If you think about it, a business partnership is no different from any other relationship. It cannot be successful without a strong foundation. That means that you and partner(s) must trust and respect one another. It also helps if you share the same values and goals, and agree on how to accomplish business objectives.
That being stated, even the strongest foundation can crumble. Even the strongest partnership can implode – especially when there is suspicion or proof of wrongdoing. So what can you do if your business partner is wrongfully taking money?
Make sure you have sufficient evidence of wrongdoing
Before you do anything else, take a deep breath. Gather your thoughts and assess the situation rationally, not emotionally . The worst thing you can do is to create an ugly situation by acting solely on your suspicions, or out of anger.

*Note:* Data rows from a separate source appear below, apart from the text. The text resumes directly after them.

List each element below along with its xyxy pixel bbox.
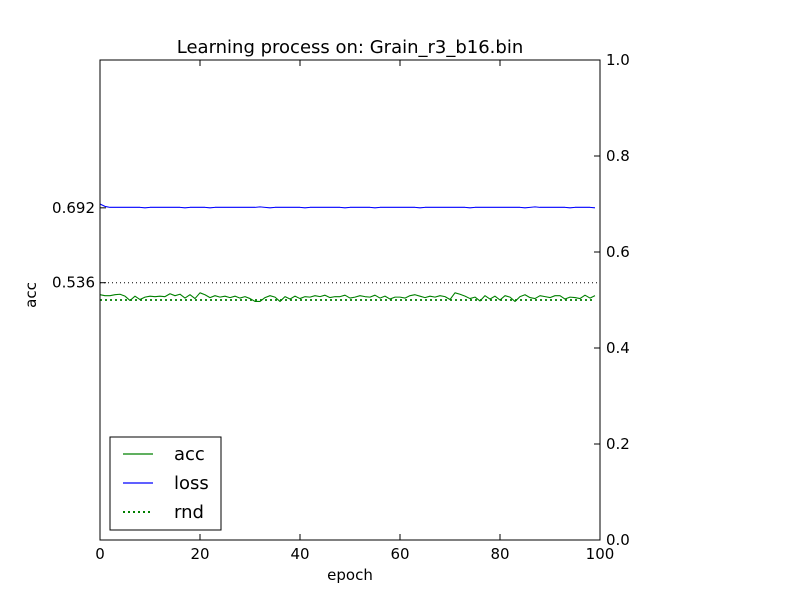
chart-title: Learning process on: Grain_r3_b16.bin [177, 37, 524, 58]
y2-tick-label: 0.6 [606, 243, 630, 261]
y2-tick-label: 0.0 [606, 531, 630, 549]
y-axis-label: acc [22, 282, 40, 308]
y2-tick-label: 0.2 [606, 435, 630, 453]
series-line-loss [99, 203, 596, 209]
y-tick-label: 0.692 [52, 199, 95, 217]
y2-tick-label: 0.4 [606, 339, 630, 357]
series-line-acc [99, 292, 596, 302]
x-tick-label: 0 [95, 545, 105, 563]
y2-tick-label: 0.8 [606, 147, 630, 165]
y-tick-label: 0.536 [52, 274, 95, 292]
x-tick-label: 100 [586, 545, 615, 563]
x-tick-label: 20 [190, 545, 209, 563]
legend-label-rnd: rnd [174, 502, 204, 523]
legend-label-loss: loss [174, 473, 209, 494]
plot-marks [99, 203, 600, 302]
legend: acc loss rnd [109, 436, 222, 531]
x-tick-label: 80 [490, 545, 509, 563]
legend-label-acc: acc [174, 444, 205, 465]
plot-frame [99, 59, 601, 541]
x-tick-label: 60 [390, 545, 409, 563]
x-axis-label: epoch [327, 566, 373, 584]
y2-tick-label: 1.0 [606, 51, 630, 69]
x-tick-label: 40 [290, 545, 309, 563]
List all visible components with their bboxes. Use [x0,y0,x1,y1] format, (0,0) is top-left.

Instead, consult qualified financial and legal professionals. An experienced Los Angeles business litigation lawyer can share strategies for finding proof of wrongdoing. These may include but are not limited to:
- Monitoring all financial accounts, and tracking every outgoing and incoming transaction.
- Requiring comprehensive receipts for all business expenses.
- Requiring original receipts, not copies.
- Reviewing any ATM withdrawals made with a business debit or credit card for proof of inappropriate transactions.
- Installing at least one camera to monitor relevant activity at any cash register(s) used by your business.
If you find additional evidence to support your suspicions, our Los Angeles business attorneys can determine if you should pursue criminal charges or a civil claim.
Your legal options are based on the specific circumstances of your case
From a legal standpoint, business partnerships tend to be fairly complicated. This is largely because each one is unique. Depending on the type of business, you may or may not have a written partnership agreement, or prescribed organization. The only constant is that state law governs all California business partnerships.
Therefore, in absence of an applicable agreement, a business partner cannot take company funds for their own use. Doing so may be considered fraud, embezzlement or theft, all of which have criminal and/or civil repercussions.
Proving fraud, embezzlement and theft
Fraud occurs when your business partner takes company money on the pretense of using it for business purposes, but actually takes it for personal use. Examples may include:
- Wrongful taking and use of business funds to pay off personal debt.
- Wrongful taking and use of business funds to purchase goods or services for personal purposes.
- Wrongful taking and use of business funds to facilitate unauthorized business activities for personal gain.
To prove your partner perpetrated fraud, you must have sufficient evidence that:
- He or she intentionally lied to you.
- You had no valid reason to question or doubt the lie.
- Your business incurred financial losses or other damages because you believed the lie.
Keep in mind, however, that you may not have a viable case based on fraud if your business partner can prove that he or she has a reputation for trustworthiness.
Embezzlement occurs when someone who holds a position of trust – such as your business partner – steals funds from company accounts. Patterns showing unusual activity (withdrawals and transfers) from accounts your business partner can access may serve as proof of embezzlement.
Theft is simply defined as the wrongful taking of business funds, thereby causing financial losses. This would most likely happen in a retail setting, where your business partner could easily access money in a cash register. It could also happen in an office setting, where money is kept in a safe or lockbox. Video surveillance showing your business partner taking the money without permission or reasonable cause may serve as proof of theft.
Pursuing a civil claim based on breach of fiduciary duty
You may also be able to pursue a civil claim based on breach of fiduciary duty. In other words, you may be able to sue your business partner for violating his or her legal obligation to act in your best interest with regards to the business. Clearly, the wrongful taking of company funds is not acting in your best interests. To have a viable claim on this basis, however, you must be able to trace the loss of funds to misconduct, rather than accounting errors or similar mistakes.